I welcome the Minister to the House. Fianna Fáil welcomes and supports this Bill, which is designed to give legislative effect to a range of social welfare measures that were announced in September. The cost-of-living budget helps families to cope with the ultimate impact of huge rising prices and inflation across Europe. There is no trickle-down side to this budget; it is direct and substantial aid, with those most in need seeing the biggest benefit. The single biggest measure, costing nearly €900 million, is a permanent increase in the social welfare payments of €12, the largest ever increase in these payments and part of the largest ever social welfare protection package. Fianna Fáil rejects the Sinn Féin idea of giving less to pensioners. They deserve our support and must continue to have the support, as always, of Fianna Fáil, but we oppose the idea that they should be treated unequally. This increase will apply to all people who are in receipt of the principal social welfare payments. This budget will see more people qualifying for the working family payment and the qualified child allowance and the fuel allowance are being increased. So too are payments to carers and to people on community employment schemes. This is on top of other benefits and once-off inflationary measures.

Budget 2023 was one of the largest social welfare interventions in the history of the State. It supported pensioners, carers, people with disabilities and those on low incomes. There was a suite of immediate financial supports that many families saw across the sphere. Up to 81,000 new households will benefit from a major expansion of the fuel allowance scheme. There was: a double payment of the child benefit payment in November; a €500 cost-of-living payment for people receiving the carer support grant; and a €500 cost-of-living disability support grant to be paid to all people receiving a disability payment. Households in receipt of the working family payment received a €500 lump sum and across the board, there were increases in weekly payments of €12 from January 2023. The social protection budget, the largest in the history of the State, will assist families with the cost of living through a mix of lump sum supports and increases to weekly payments.
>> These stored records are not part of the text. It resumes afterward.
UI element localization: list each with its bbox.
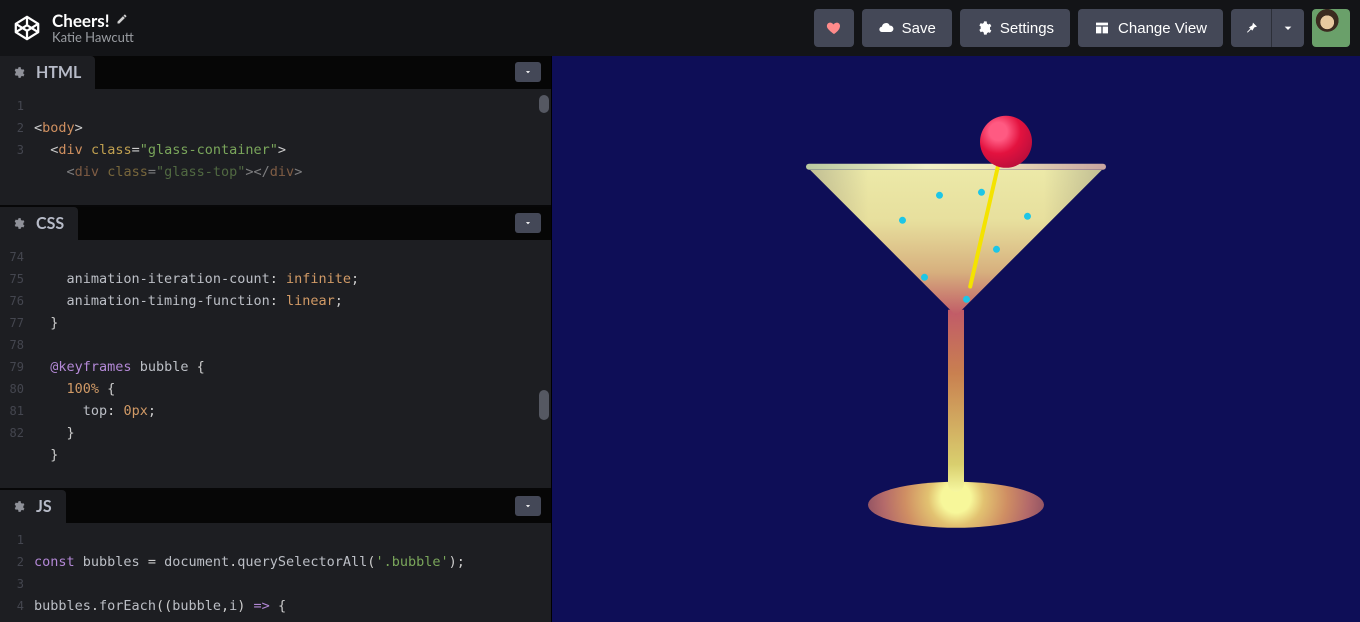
pin-group xyxy=(1231,9,1304,47)
like-button[interactable] xyxy=(814,9,854,47)
css-code: animation-iteration-count: infinite; ani… xyxy=(34,240,551,488)
js-editor[interactable]: 1234567 const bubbles = document.querySe… xyxy=(0,523,551,622)
css-label: CSS xyxy=(36,214,64,233)
css-panel-header: CSS xyxy=(0,207,551,240)
glass-bowl xyxy=(810,170,1102,316)
bubble xyxy=(978,189,985,196)
js-code: const bubbles = document.querySelectorAl… xyxy=(34,523,551,622)
settings-label: Settings xyxy=(1000,20,1054,37)
bubble xyxy=(921,274,928,281)
codepen-logo[interactable] xyxy=(10,11,44,45)
js-dropdown-button[interactable] xyxy=(515,496,541,516)
main: HTML 123 <body> <div class="glass-contai… xyxy=(0,56,1360,622)
js-panel-header: JS xyxy=(0,490,551,523)
css-tab[interactable]: CSS xyxy=(0,207,78,240)
css-scrollbar[interactable] xyxy=(539,390,549,420)
pin-icon xyxy=(1243,20,1259,36)
js-gutter: 1234567 xyxy=(0,523,30,622)
preview-pane xyxy=(552,56,1360,622)
heart-icon xyxy=(826,20,842,36)
html-label: HTML xyxy=(36,63,81,82)
js-tab[interactable]: JS xyxy=(0,490,66,523)
cocktail-glass xyxy=(806,104,1106,524)
glass-stem xyxy=(948,310,964,492)
title-block: Cheers! Katie Hawcutt xyxy=(52,11,134,45)
pen-title[interactable]: Cheers! xyxy=(52,11,110,31)
js-label: JS xyxy=(36,497,52,516)
save-label: Save xyxy=(902,20,936,37)
save-button[interactable]: Save xyxy=(862,9,952,47)
html-panel-header: HTML xyxy=(0,56,551,89)
layout-icon xyxy=(1094,20,1110,36)
top-bar: Cheers! Katie Hawcutt Save Settings Chan… xyxy=(0,0,1360,56)
chevron-down-icon xyxy=(1280,20,1296,36)
bubble xyxy=(899,217,906,224)
bubble xyxy=(936,192,943,199)
bubble xyxy=(1024,213,1031,220)
bubble xyxy=(963,296,970,303)
css-editor[interactable]: 747576777879808182 animation-iteration-c… xyxy=(0,240,551,488)
glass-rim xyxy=(806,164,1106,170)
bubble xyxy=(993,246,1000,253)
css-gutter: 747576777879808182 xyxy=(0,240,30,488)
css-dropdown-button[interactable] xyxy=(515,213,541,233)
editor-column: HTML 123 <body> <div class="glass-contai… xyxy=(0,56,552,622)
html-tab[interactable]: HTML xyxy=(0,56,95,89)
pen-author[interactable]: Katie Hawcutt xyxy=(52,30,134,45)
html-panel: HTML 123 <body> <div class="glass-contai… xyxy=(0,56,551,205)
gear-icon xyxy=(976,20,992,36)
html-editor[interactable]: 123 <body> <div class="glass-container">… xyxy=(0,89,551,205)
settings-button[interactable]: Settings xyxy=(960,9,1070,47)
css-panel: CSS 747576777879808182 animation-iterati… xyxy=(0,205,551,488)
js-panel: JS 1234567 const bubbles = document.quer… xyxy=(0,488,551,622)
change-view-button[interactable]: Change View xyxy=(1078,9,1223,47)
cloud-icon xyxy=(878,20,894,36)
avatar[interactable] xyxy=(1312,9,1350,47)
html-code: <body> <div class="glass-container"> <di… xyxy=(34,89,551,205)
cherry xyxy=(980,116,1032,168)
edit-title-icon[interactable] xyxy=(116,13,128,28)
pin-dropdown-button[interactable] xyxy=(1271,9,1304,47)
pin-button[interactable] xyxy=(1231,9,1271,47)
css-settings-icon[interactable] xyxy=(8,213,28,233)
change-view-label: Change View xyxy=(1118,20,1207,37)
js-settings-icon[interactable] xyxy=(8,496,28,516)
html-scrollbar[interactable] xyxy=(539,95,549,113)
html-settings-icon[interactable] xyxy=(8,62,28,82)
html-gutter: 123 xyxy=(0,89,30,205)
html-dropdown-button[interactable] xyxy=(515,62,541,82)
This is the most generous budget we have seen in a long time. I am proud to live in a country where we have a generous social welfare safety net for people. You can look across the water or if you look at people living in the United States, they face bankruptcy day in, day out, especially when they encounter the health system there. I am proud of our social welfare system, therefore. We can always do more and there are so many areas where we can do so. For instance, there is a new regime for the jobseeker's payment in that there will be a transitioned payment. We need to look at the basic social welfare rate generally and see if it can be increased to an amount closer to a living wage, like we saw during Covid, as a back-to-work type scheme. It is hard for people to live off the basic minimum wage when they are in a scenario where they are legitimately looking for a job. There were also issues with the foster carers and that might have been resolved but perhaps the Minister has some information on it. They were not included in the budget to the extent that they perhaps should have been. I concur with my colleagues on filling in the domiciliary care form. It is a minefield and it is difficult for people, when they have a clear-cut diagnosis, that they have to go through so many loopholes, have a psychology report and have a GP report. Maybe there could be a way to streamline it.
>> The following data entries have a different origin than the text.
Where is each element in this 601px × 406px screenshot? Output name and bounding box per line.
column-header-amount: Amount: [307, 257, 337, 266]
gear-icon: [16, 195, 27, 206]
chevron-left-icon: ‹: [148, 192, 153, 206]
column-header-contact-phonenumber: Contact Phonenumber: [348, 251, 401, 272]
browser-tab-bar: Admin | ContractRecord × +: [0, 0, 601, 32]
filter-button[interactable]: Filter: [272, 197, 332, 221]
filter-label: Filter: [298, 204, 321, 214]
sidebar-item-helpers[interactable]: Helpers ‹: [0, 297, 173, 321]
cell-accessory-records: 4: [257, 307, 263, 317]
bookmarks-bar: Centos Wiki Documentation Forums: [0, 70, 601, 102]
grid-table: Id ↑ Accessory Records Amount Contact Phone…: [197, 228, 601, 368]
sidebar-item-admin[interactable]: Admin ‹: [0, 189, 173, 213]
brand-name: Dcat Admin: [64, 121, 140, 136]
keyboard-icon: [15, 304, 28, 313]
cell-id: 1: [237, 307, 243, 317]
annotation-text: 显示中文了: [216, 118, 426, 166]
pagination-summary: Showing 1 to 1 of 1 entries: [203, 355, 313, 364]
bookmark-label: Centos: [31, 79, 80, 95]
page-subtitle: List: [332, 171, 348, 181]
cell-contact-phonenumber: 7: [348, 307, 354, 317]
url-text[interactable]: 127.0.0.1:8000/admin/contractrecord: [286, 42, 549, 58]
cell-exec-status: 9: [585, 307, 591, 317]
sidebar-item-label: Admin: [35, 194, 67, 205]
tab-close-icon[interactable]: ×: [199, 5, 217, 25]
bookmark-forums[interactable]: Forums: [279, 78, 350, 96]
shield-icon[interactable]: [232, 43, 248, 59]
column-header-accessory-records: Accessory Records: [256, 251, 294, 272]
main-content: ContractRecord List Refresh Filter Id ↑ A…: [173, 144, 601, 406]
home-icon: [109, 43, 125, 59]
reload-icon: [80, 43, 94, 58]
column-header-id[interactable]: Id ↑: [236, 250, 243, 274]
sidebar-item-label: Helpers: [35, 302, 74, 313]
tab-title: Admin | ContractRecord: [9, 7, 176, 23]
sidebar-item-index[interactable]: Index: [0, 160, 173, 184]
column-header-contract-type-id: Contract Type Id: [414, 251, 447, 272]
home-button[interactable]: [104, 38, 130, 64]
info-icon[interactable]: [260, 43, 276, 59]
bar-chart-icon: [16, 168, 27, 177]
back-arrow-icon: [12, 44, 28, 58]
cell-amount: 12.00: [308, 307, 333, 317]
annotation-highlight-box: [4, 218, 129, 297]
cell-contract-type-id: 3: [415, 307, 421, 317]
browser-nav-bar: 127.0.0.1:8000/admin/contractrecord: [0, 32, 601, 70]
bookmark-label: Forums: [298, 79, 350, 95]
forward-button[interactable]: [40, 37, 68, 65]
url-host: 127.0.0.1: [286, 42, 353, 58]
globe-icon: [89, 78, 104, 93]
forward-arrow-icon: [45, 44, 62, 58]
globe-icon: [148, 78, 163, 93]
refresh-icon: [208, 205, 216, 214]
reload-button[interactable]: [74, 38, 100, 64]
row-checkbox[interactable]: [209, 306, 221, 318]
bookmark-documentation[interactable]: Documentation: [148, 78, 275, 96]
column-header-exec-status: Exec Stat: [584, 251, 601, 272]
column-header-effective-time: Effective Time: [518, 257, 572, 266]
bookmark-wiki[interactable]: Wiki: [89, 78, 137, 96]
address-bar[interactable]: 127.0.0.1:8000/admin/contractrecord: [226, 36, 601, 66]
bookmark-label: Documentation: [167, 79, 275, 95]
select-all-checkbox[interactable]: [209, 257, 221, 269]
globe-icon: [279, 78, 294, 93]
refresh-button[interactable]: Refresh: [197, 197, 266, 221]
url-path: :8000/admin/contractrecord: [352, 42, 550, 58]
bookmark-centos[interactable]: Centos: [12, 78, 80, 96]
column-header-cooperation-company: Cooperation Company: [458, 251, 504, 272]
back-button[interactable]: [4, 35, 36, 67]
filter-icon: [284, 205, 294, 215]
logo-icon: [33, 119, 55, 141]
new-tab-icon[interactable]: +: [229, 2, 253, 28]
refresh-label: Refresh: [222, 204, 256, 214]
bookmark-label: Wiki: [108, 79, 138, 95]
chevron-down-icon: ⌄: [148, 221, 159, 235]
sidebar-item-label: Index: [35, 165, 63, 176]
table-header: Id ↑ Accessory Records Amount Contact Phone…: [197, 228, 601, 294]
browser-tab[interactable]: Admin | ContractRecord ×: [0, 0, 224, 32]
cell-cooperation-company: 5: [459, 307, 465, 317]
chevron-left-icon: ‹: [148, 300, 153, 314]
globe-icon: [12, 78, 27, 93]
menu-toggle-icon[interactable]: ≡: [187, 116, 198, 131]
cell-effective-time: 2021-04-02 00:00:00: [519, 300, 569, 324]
I also concur with my colleague, Senator Craughwell, on class K contributions. It was a big issue in the last Seanad and when the Tánaiste was Minister for Social Protection, he sat in this Chamber and listened to our deliberations on class K contributions. It has affected a lot of our former colleagues. As Senator Craughwell pointed out, it is a big issue and a clear one, in that people are paying for an insurance product they will never get the benefit of. As politicians, especially during that time, we kept ourselves down and put ourselves last. No one has any sympathy for us and I do not expect anyone to have sympathy for us but our former colleagues - and we will all be former Senators and Deputies one day - deserve equality. They do not deserve any more or better but they deserve at least the basic minimum. I thank the Minister for coming and I support the Bill.